Discrete

1. Bernoulli Distribution

   • What: Models a single event with two possibilities (success or failure).
   • Example: Tossing a coin (heads or tails), checking if a website visitor made a purchase (yes or no).

2. Binomial Distribution

   • What: Counts the number of successes in a fixed number of repeated Bernoulli trials (with the same probability of success each time).
   • Examples:
     • Flipping a coin 10 times, the distribution models the probability of getting various numbers of heads.
     • Number of defective products in a batch if each product has a known defect probability.

3. Poisson Distribution

   • What: Models the number of events occurring in a fixed interval (time or space) with a known average rate.
   • Examples:
     • Number of customers arriving at a store per hour.
     • Number of website errors in a day.
     • Number of earthquakes of a certain magnitude in a region within a year.

4. Geometric Distribution

   • What: Models the number of trials needed to get the first success in repeated Bernoulli trials.
   • Examples:
     • Number of coin flips needed to get the first head.
     • Number of attempts to start a faulty engine before it finally turns on.
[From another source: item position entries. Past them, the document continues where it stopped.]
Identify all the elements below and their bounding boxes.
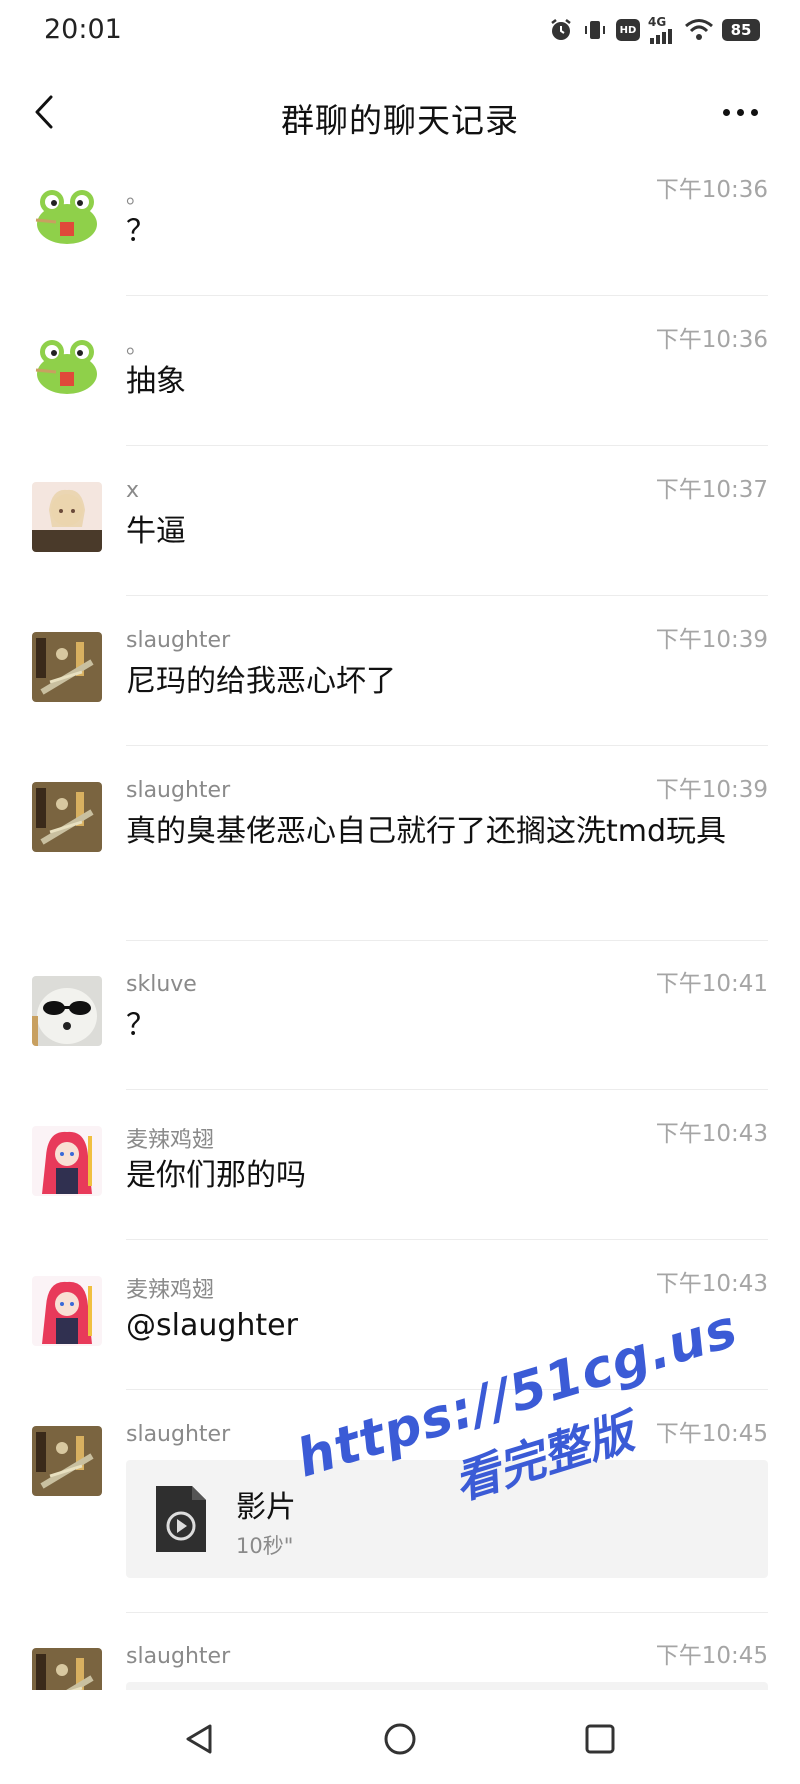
message-item[interactable]: slaughter 下午10:45 影片 10秒" (0, 1404, 800, 1626)
sender-name: slaughter (126, 1422, 231, 1447)
message-time: 下午10:39 (655, 777, 768, 803)
divider (126, 1239, 768, 1240)
message-list[interactable]: 。 下午10:36 ？ 。 下午10:36 抽象 x 下午10:37 牛逼 sl… (0, 160, 800, 1690)
status-icons: HD 4G 85 (548, 14, 760, 46)
avatar-desk-photo[interactable] (32, 1426, 102, 1496)
attachment-partial[interactable] (126, 1682, 768, 1690)
dot-icon (736, 108, 744, 116)
video-title: 影片 (236, 1490, 296, 1525)
dot-icon (722, 108, 730, 116)
message-time: 下午10:39 (655, 627, 768, 653)
sender-name: 。 (126, 334, 149, 359)
sender-name: 麦辣鸡翅 (126, 1278, 215, 1303)
message-time: 下午10:36 (655, 327, 768, 353)
message-item[interactable]: 麦辣鸡翅 下午10:43 @slaughter (0, 1254, 800, 1404)
message-item[interactable]: 麦辣鸡翅 下午10:43 是你们那的吗 (0, 1104, 800, 1254)
message-item[interactable]: slaughter 下午10:39 真的臭基佬恶心自己就行了还搁这洗tmd玩具 (0, 760, 800, 954)
message-item[interactable]: 。 下午10:36 ？ (0, 160, 800, 310)
triangle-back-icon (186, 1724, 212, 1754)
message-time: 下午10:43 (655, 1271, 768, 1297)
avatar-desk-photo[interactable] (32, 632, 102, 702)
message-time: 下午10:45 (655, 1643, 768, 1669)
sender-name: 麦辣鸡翅 (126, 1128, 215, 1153)
message-item[interactable]: x 下午10:37 牛逼 (0, 460, 800, 610)
avatar-desk-photo[interactable] (32, 782, 102, 852)
avatar-desk-photo[interactable] (32, 1648, 102, 1690)
message-text: ？ (126, 214, 156, 249)
alarm-icon (548, 17, 574, 43)
message-text: 真的臭基佬恶心自己就行了还搁这洗tmd玩具 (126, 814, 727, 849)
sender-name: slaughter (126, 1644, 231, 1669)
message-item[interactable]: 。 下午10:36 抽象 (0, 310, 800, 460)
sender-name: skluve (126, 972, 197, 997)
divider (126, 940, 768, 941)
avatar-red-hair-girl[interactable] (32, 1276, 102, 1346)
wifi-icon (684, 17, 714, 43)
avatar-frog[interactable] (32, 182, 102, 252)
message-text: 抽象 (126, 364, 186, 399)
divider (126, 1389, 768, 1390)
video-attachment[interactable]: 影片 10秒" (126, 1460, 768, 1578)
message-text: @slaughter (126, 1308, 298, 1343)
vibrate-icon (582, 17, 608, 43)
avatar-red-hair-girl[interactable] (32, 1126, 102, 1196)
network-type: 4G (648, 15, 667, 29)
divider (126, 745, 768, 746)
divider (126, 1089, 768, 1090)
message-text: ？ (126, 1008, 156, 1043)
message-item[interactable]: slaughter 下午10:45 (0, 1626, 800, 1690)
avatar-frog[interactable] (32, 332, 102, 402)
nav-home-button[interactable] (375, 1714, 425, 1764)
divider (126, 295, 768, 296)
message-text: 是你们那的吗 (126, 1158, 306, 1193)
battery-indicator: 85 (722, 19, 760, 41)
circle-home-icon (384, 1723, 416, 1755)
hd-badge: HD (616, 19, 640, 41)
page-title: 群聊的聊天记录 (281, 101, 519, 140)
divider (126, 445, 768, 446)
divider (126, 595, 768, 596)
video-duration: 10秒" (236, 1534, 294, 1558)
divider (126, 1612, 768, 1613)
avatar-dog[interactable] (32, 976, 102, 1046)
status-time: 20:01 (44, 14, 122, 45)
message-time: 下午10:41 (655, 971, 768, 997)
message-item[interactable]: skluve 下午10:41 ？ (0, 954, 800, 1104)
title-bar: 群聊的聊天记录 (0, 78, 800, 148)
message-item[interactable]: slaughter 下午10:39 尼玛的给我恶心坏了 (0, 610, 800, 760)
message-text: 牛逼 (126, 514, 186, 549)
avatar-anime-girl[interactable] (32, 482, 102, 552)
message-time: 下午10:43 (655, 1121, 768, 1147)
message-text: 尼玛的给我恶心坏了 (126, 664, 396, 699)
message-time: 下午10:37 (655, 477, 768, 503)
dot-icon (750, 108, 758, 116)
sender-name: slaughter (126, 628, 231, 653)
video-file-icon (154, 1484, 208, 1558)
sender-name: 。 (126, 184, 149, 209)
more-options-button[interactable] (710, 90, 770, 134)
sender-name: slaughter (126, 778, 231, 803)
nav-back-button[interactable] (174, 1714, 224, 1764)
nav-recents-button[interactable] (575, 1714, 625, 1764)
square-recents-icon (585, 1724, 615, 1754)
system-nav-bar (0, 1690, 800, 1784)
status-bar: 20:01 HD 4G 85 (0, 0, 800, 60)
message-time: 下午10:45 (655, 1421, 768, 1447)
sender-name: x (126, 478, 140, 503)
cellular-signal-icon: 4G (648, 16, 676, 44)
message-time: 下午10:36 (655, 177, 768, 203)
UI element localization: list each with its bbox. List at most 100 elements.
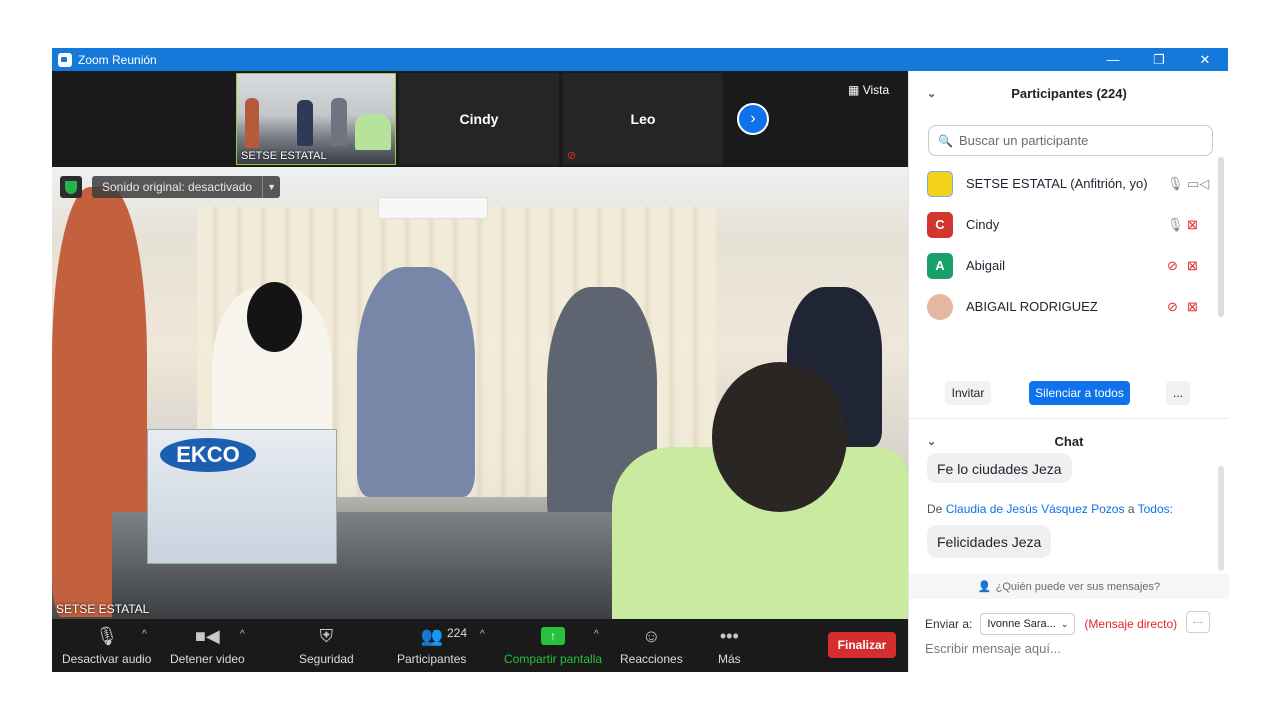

5. Negative Binomial Distribution

   • What: Generalization of the geometric distribution. This models the number of trials needed to achieve a fixed number of successes.
   • Example: Number of lottery tickets bought before hitting the jackpot three times.

   Continuous

   1. Normal Distribution (Gaussian Distribution)
      • What: The ubiquitous bell-shaped curve. Symmetrical, characterized by mean (center) and standard deviation (spread).
      • Examples:
        • Heights of adult humans in a population.
        • Measurement errors in a scientific experiment.
        • Stock price fluctuations over short periods.
   2. Uniform Distribution
      • What: Describes an equal probability for all values within a specified range.
      • Examples:
        • Outcome of rolling a fair dice (equal chance for 1, 2, 3, ... , 6).
        • Randomly generating numbers within a certain interval.
   3. Exponential Distribution
      • What: Models the time between events occurring at a constant average rate (often used in Poisson processes).
      • Examples:
        • Time until a radioactive particle decays.
        • Time between customer arrivals at a bank.
        • Lifetime of a lightbulb.
   4. Chi-Squared Distribution
      • What: A distribution formed from the sum of squared standard normal variables. Important for hypothesis testing and confidence intervals.
      • Example:
        • Analyzing the variance of sample data.
   5. Student's t-Distribution
      • What: Similar to the normal distribution but with heavier tails. Used for inference about population means when the sample size is small or population standard deviation is unknown.
      • Example:
        • Estimating the average salary of a company with data from a small sample of employees.